Comment faire pour prendre un anesthésiant qui fait «flotter» sans souffrir de violents maux de coeur? «On pourrait s'inspirer de ce que font les médecins après une opération. Ils injectent de la caféine dans la perfusion. Tu n'as qu'à écraser des wake-ups ou à faire une ligne ou deux de caféine.»

Laissé sur un forum mont­réalais d'adeptes de raves, ce conseil illustre ce que les études récentes commencent à démontrer: bon nombre de jeunes Nord-Américains n'hésitent plus à avaler -ou à inhaler- des médicaments à des fins non médicales. En Ontario, en 2009, 23% des élèves du secondaire s'y étaient risqués au cours des 12 mois précédents. Autrement dit, ils étaient plus nombreux à l'avoir fait qu'à avoir fumé ne serait-ce qu'une unique cigarette dans toute l'année.

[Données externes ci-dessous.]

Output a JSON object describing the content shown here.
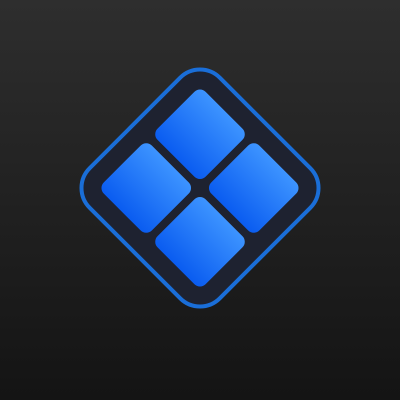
{
  "logo": {
    "icon": "diamond-grid-icon",
    "colors": {
      "background_top": "#2e2e2e",
      "background_bottom": "#141414",
      "frame_fill": "#1e2230",
      "frame_stroke": "#1a6ed8",
      "tile_top": "#3d94ff",
      "tile_bottom": "#0a5cf0"
    }
  }
}
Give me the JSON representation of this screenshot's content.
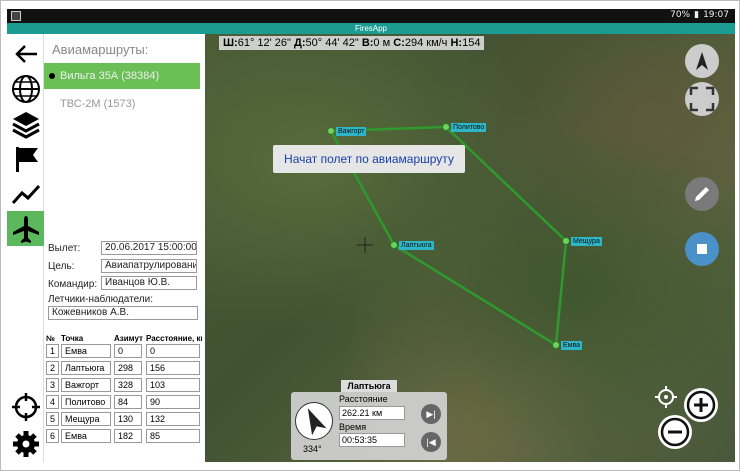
{
  "status_bar": {
    "battery": "70%",
    "time": "19:07"
  },
  "app": {
    "title": "FiresApp"
  },
  "sidebar_icons": [
    "back-arrow-icon",
    "globe-icon",
    "layers-icon",
    "flag-icon",
    "chart-icon",
    "airplane-icon",
    "crosshair-icon",
    "settings-icon"
  ],
  "routes": {
    "header": "Авиамаршруты:",
    "items": [
      {
        "label": "Вильга 35А (38384)",
        "selected": true
      },
      {
        "label": "ТВС-2М (1573)",
        "selected": false
      }
    ]
  },
  "flight": {
    "departure_label": "Вылет:",
    "departure_value": "20.06.2017 15:00:00",
    "purpose_label": "Цель:",
    "purpose_value": "Авиапатрулирование",
    "commander_label": "Командир:",
    "commander_value": "Иванцов Ю.В.",
    "observers_label": "Летчики-наблюдатели:",
    "observers_value": "Кожевников А.В."
  },
  "points_table": {
    "headers": [
      "№",
      "Точка",
      "Азимут",
      "Расстояние, км"
    ],
    "rows": [
      [
        "1",
        "Емва",
        "0",
        "0"
      ],
      [
        "2",
        "Лаптьюга",
        "298",
        "156"
      ],
      [
        "3",
        "Важгорт",
        "328",
        "103"
      ],
      [
        "4",
        "Политово",
        "84",
        "90"
      ],
      [
        "5",
        "Мещура",
        "130",
        "132"
      ],
      [
        "6",
        "Емва",
        "182",
        "85"
      ]
    ]
  },
  "map": {
    "coords": {
      "lat_label": "Ш:",
      "lat": "61° 12' 26\"",
      "lon_label": "Д:",
      "lon": "50° 44' 42\"",
      "alt_label": "В:",
      "alt": "0 м",
      "speed_label": "С:",
      "speed": "294 км/ч",
      "height_label": "Н:",
      "height": "154"
    },
    "toast": "Начат полет по авиамаршруту",
    "waypoints": [
      "Важгорт",
      "Политово",
      "Мещура",
      "Лаптьюга",
      "Емва"
    ],
    "route_color": "#2e9a2e"
  },
  "nav_panel": {
    "title": "Лаптьюга",
    "distance_label": "Расстояние",
    "distance_value": "262.21 км",
    "time_label": "Время",
    "time_value": "00:53:35",
    "heading": "334°"
  }
}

Il n'existe aucune statistique pancanadienne ou québécoise sur le sujet. Deux études inédites de l'UQAM confirment toutefois le phénomène. «Ces jeunes préfèrent les médicaments parce que, à leurs yeux, ils permettent de se droguer en toute sécurité», résume Christine Thoër, du département de communication sociale et publique de l'UQAM et coauteure de ces études. Elle a trouvé 56 «détourneurs» de médicaments prêts à répondre à ses questions et, avec sa collègue Florence Millerand, elle a étudié trois forums de discussion.

Inscrit à l'école secondaire, l'un d'entre eux ne croyait pas risquer grand-chose en absorbant régulièrement de la codéine. «C'est contrôlé, ce qu'ils (les compagnies pharmaceutiques) mettent dedans, a-t-il dit. Je trouve que c'est une garantie.»

Même logique dans les forums spécialisés qu'a suivis la chercheuse. «Les amphétamines pharmaceutiques sont 100% pures, par opposition à la merde qu'il y a dans le speed que tu obtiendrais d'un dealer», note par exemple un jeune homme sur le forum de ravers Drug Prevention, qui attire 7000 visiteurs uniques par jour.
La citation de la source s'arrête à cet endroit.